Florence M'Carthy deposed, that he lived at the toll-gate; that he saw Mrs. Bruce on the evening of the murder returning homewards, with three men; and that she appeared so drunk, that they were holding her up; but cannot positively say she was intoxicated, only coming to such a conclusion from appearances.
John Baxter was here re-called. - He stated, that he saw the man who gave him the second blow; but not him that struck the first. To either of the prisoners he could not swear.
James Dunlevy, a constable at the first round-house, on the Parramatta-road, deposed, that he was in quest of bush-rangers in the vicinity of the Waterloo Mills on the evening and night of the 7th of March; that about 6 o'clock, upon the other side of the Mills, he fell in with the prisoner Murphy, who was driving some bullocks out to pasturage for the night, and he complained, at the time, of the absence of some men from the Mills. They remained in company till 25 minutes before nine o'clock, when they separated at the Waterloo-gate, Murphy going towards the Mills, aud [sic] the witness making a short cut across the country to the round-house, which saved half-a-mile, and avoided the scene of murder.

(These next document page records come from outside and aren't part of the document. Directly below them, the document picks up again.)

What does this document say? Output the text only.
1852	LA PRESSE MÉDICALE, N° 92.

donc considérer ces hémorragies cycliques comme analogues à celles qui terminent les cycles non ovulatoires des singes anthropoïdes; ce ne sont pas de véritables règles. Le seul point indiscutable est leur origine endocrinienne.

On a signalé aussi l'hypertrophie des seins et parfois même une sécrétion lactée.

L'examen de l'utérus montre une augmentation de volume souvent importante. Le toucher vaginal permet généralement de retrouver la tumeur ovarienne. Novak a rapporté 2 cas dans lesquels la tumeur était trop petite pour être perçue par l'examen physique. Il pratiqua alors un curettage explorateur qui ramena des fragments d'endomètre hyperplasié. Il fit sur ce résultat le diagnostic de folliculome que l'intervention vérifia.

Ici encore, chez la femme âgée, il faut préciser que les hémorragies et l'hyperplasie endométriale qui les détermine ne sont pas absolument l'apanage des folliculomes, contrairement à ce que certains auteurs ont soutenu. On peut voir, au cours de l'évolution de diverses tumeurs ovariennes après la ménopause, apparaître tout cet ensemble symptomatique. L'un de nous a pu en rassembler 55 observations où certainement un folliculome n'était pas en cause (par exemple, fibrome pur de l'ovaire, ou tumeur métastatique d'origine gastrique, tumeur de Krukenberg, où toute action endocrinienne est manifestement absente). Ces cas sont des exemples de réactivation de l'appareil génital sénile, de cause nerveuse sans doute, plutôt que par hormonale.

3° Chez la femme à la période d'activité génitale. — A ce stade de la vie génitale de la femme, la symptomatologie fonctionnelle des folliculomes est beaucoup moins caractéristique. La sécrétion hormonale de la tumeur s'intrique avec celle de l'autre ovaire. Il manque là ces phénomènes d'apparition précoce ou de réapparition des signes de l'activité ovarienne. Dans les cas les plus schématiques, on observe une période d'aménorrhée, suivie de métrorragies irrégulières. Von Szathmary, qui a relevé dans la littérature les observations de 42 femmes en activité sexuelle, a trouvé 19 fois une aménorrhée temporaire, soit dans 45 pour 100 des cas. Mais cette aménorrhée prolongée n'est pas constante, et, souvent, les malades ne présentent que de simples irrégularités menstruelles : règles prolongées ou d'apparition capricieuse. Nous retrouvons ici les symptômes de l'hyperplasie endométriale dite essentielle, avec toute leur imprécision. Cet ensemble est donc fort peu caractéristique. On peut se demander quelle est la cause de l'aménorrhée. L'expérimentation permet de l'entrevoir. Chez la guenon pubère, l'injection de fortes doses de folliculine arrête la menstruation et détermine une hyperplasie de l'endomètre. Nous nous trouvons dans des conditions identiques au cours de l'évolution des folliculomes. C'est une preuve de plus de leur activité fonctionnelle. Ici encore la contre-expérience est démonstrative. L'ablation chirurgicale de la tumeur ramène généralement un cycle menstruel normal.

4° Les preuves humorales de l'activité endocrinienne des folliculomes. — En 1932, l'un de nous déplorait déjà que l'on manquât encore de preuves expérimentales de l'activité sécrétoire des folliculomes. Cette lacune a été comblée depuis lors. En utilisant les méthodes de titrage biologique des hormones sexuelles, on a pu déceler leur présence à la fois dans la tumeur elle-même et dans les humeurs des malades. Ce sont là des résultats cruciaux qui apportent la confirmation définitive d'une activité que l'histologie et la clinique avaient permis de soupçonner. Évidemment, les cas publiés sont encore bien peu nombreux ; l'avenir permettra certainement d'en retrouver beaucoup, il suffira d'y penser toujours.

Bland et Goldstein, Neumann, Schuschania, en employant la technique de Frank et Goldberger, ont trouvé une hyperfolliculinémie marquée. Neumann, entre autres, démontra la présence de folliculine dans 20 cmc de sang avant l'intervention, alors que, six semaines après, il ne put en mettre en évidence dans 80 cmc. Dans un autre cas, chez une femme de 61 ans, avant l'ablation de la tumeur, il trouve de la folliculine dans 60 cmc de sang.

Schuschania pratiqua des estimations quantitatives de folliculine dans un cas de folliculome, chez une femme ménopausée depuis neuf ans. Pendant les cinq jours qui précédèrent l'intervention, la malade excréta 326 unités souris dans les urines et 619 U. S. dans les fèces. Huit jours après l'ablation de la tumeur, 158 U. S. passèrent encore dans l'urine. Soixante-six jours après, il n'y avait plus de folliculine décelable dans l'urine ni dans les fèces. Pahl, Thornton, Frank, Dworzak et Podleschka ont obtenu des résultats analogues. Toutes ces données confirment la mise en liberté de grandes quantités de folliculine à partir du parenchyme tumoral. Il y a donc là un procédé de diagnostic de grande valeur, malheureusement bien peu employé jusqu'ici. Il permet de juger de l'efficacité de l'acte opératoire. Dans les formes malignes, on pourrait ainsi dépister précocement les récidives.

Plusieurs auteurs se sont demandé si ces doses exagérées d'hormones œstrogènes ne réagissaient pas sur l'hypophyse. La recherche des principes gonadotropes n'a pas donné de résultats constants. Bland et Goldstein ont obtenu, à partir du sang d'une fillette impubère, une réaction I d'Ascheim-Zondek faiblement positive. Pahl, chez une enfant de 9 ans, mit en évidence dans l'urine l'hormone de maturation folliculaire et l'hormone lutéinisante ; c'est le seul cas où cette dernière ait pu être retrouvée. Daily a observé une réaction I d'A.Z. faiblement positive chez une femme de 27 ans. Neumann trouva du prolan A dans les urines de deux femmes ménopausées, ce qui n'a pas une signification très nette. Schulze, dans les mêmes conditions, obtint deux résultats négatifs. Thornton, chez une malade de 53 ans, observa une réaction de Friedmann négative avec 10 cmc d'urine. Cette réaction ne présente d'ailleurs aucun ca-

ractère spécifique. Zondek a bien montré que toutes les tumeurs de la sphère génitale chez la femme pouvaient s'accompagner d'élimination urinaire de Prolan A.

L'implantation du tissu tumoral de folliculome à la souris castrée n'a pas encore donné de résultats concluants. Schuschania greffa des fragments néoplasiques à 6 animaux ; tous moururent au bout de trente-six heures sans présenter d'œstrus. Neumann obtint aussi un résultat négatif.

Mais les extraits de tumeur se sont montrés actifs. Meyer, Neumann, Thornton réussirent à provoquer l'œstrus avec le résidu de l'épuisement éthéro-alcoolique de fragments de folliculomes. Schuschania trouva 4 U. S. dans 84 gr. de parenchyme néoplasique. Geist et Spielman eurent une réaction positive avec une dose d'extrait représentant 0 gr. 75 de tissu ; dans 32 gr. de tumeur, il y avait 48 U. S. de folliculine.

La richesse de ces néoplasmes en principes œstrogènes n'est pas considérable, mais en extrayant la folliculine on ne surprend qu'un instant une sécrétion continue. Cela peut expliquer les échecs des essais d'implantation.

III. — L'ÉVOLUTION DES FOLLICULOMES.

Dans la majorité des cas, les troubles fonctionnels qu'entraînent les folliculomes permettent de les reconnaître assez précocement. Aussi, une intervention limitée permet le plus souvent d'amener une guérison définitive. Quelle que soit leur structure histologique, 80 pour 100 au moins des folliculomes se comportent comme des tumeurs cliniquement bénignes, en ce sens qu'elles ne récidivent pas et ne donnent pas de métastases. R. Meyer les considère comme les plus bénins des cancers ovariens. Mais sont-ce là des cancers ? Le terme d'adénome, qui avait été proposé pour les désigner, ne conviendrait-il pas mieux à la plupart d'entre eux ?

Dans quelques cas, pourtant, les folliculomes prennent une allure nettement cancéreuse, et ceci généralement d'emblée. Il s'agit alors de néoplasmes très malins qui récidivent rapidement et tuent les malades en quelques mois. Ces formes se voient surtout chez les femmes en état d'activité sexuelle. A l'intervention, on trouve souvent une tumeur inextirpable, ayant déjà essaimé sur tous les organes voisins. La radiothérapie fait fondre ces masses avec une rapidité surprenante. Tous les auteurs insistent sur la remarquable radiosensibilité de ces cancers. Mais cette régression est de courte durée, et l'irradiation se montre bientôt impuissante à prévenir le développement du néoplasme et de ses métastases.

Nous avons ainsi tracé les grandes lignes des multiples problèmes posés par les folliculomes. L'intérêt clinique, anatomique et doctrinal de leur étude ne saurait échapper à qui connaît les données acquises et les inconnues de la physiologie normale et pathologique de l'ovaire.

He concluded his testimony by remarking that Murphy wore a blue dress.
Many respectable witnesses were called on the part of the prisoner Murphy, as to character; and one and all agreed as to his sobriety, diligence, and honesty.
The prisoners having closed their defence, the Attorney General rose, and addressed the Court by observing, that he could not do better, for the ends of justice, than leave the case with the Jury.
His Honor the Chief Justice then proceeded to sum up the evidence; and, in his charge to the Jury, His Honor could not avoid remarking on the discrepancy in the evidence, as far as regarded the sobriety of Catherine Bruce - the only witness that ventured on swearing to the prisoners at the bar, and upon whose testimony their destiny seemed to hinge. Her testimony remained unsupported; and several witnesses deposed to her inebriety upon the evening of the murder. His Honor stated the law upon the subject to the Jury; going over the whole of the evidence, and making such comments as the importance of the case, and the intricacy of the circumstances, required.
The Jury retired about half after five, and resumed their seats about six; when the Foreman returned a verdict of Not Guilty against the prisoners, who were directed by His Honor to be immediately discharged.